Powagi sytuacji najlepiej dowodzi to, że na stronie poświęconej misji NASA opublikowała specjalny artykuł opisujący tylko i wyłącznie budowę i funkcję słynnych już zaworków. Załączono również zdjęcia pokazujące części, które w całym gigantycznym promie są zaledwie trzy.

Dotychczas nieco przestarzałe promy modernizowane były tylko raz - po katastrofie Columbii sześć lat temu. Wprowadzono wtedy również specjalne procedury bezpieczeństwa polegające na tym, że po udanym starcie, a przed dokowaniem do ISS prom dokonuje kilku manewrów przed stacją, tak by jej załoga mogła dokładnie przyjrzeć się poszyciu wahadłowca i sprawdzić, czy przypadkiem nic od niego nie odpadło.

"Jesteśmy gotowi do startu" - oświadczył ostatecznie w niedzielę dowódca tej misji Lee Archambault.
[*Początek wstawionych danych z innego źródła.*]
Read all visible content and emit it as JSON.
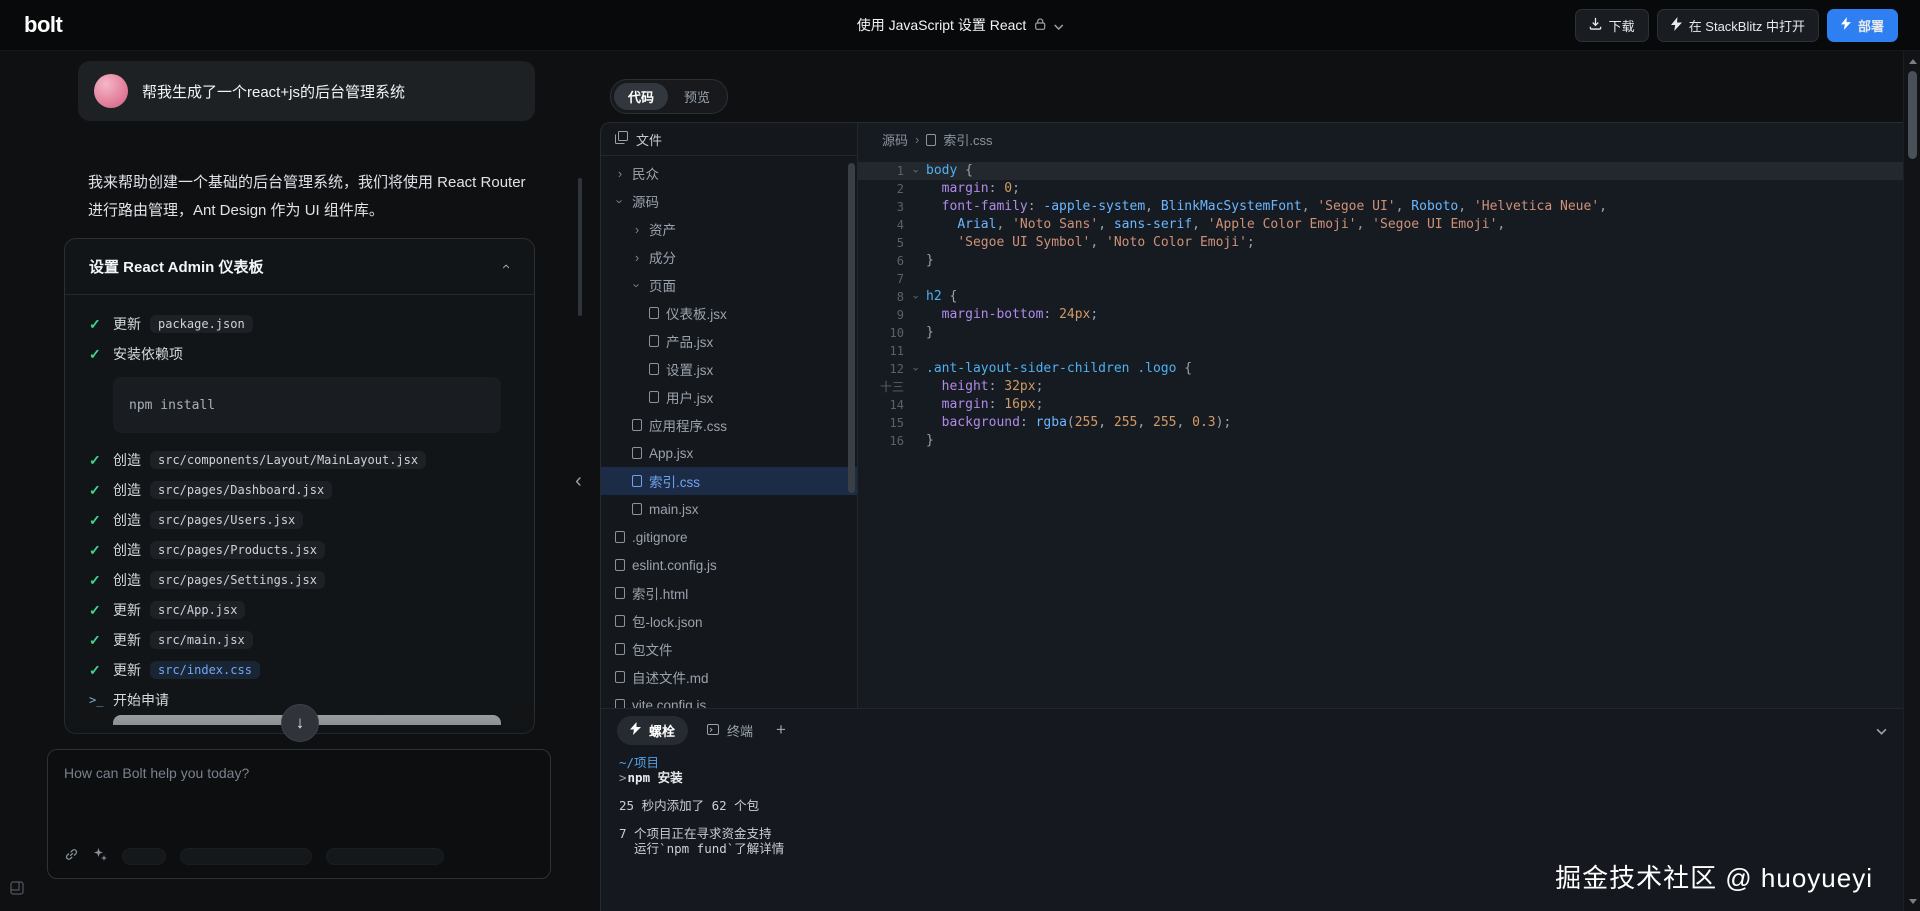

Będzie on jednym z siedmiu astronautów, którzy polecą dzisiaj na Międzynarodową Stację Kosmiczną. Najważniejszym zadaniem Discovery jest przetransportowanie nad Ziemię ostatniego zestawu paneli słonecznych, który zostanie zamontowany na zewnętrznej kratownicy stacji. Dzięki nimi ISS będzie wreszcie pracować na pełnych mocach, czyli wykorzytując maksymalny pobór energii słonecznej.

Misja zaplanowana jest na dwa tygodnie. Potem Discovery wróci na Ziemię, kończąc 125. lot wahadłowców. Do zakończenia misji tej generacji promów pozostanie tylko dziewięć startów, a wahadłowce zostaną ostatecznie odesłane do lamusa już w przyszłym roku. Na kilka lat NASA zawiesi loty na ISS - kontakt ze stacją będzie utrzymywany dzięki rosyjskim Sojuzom.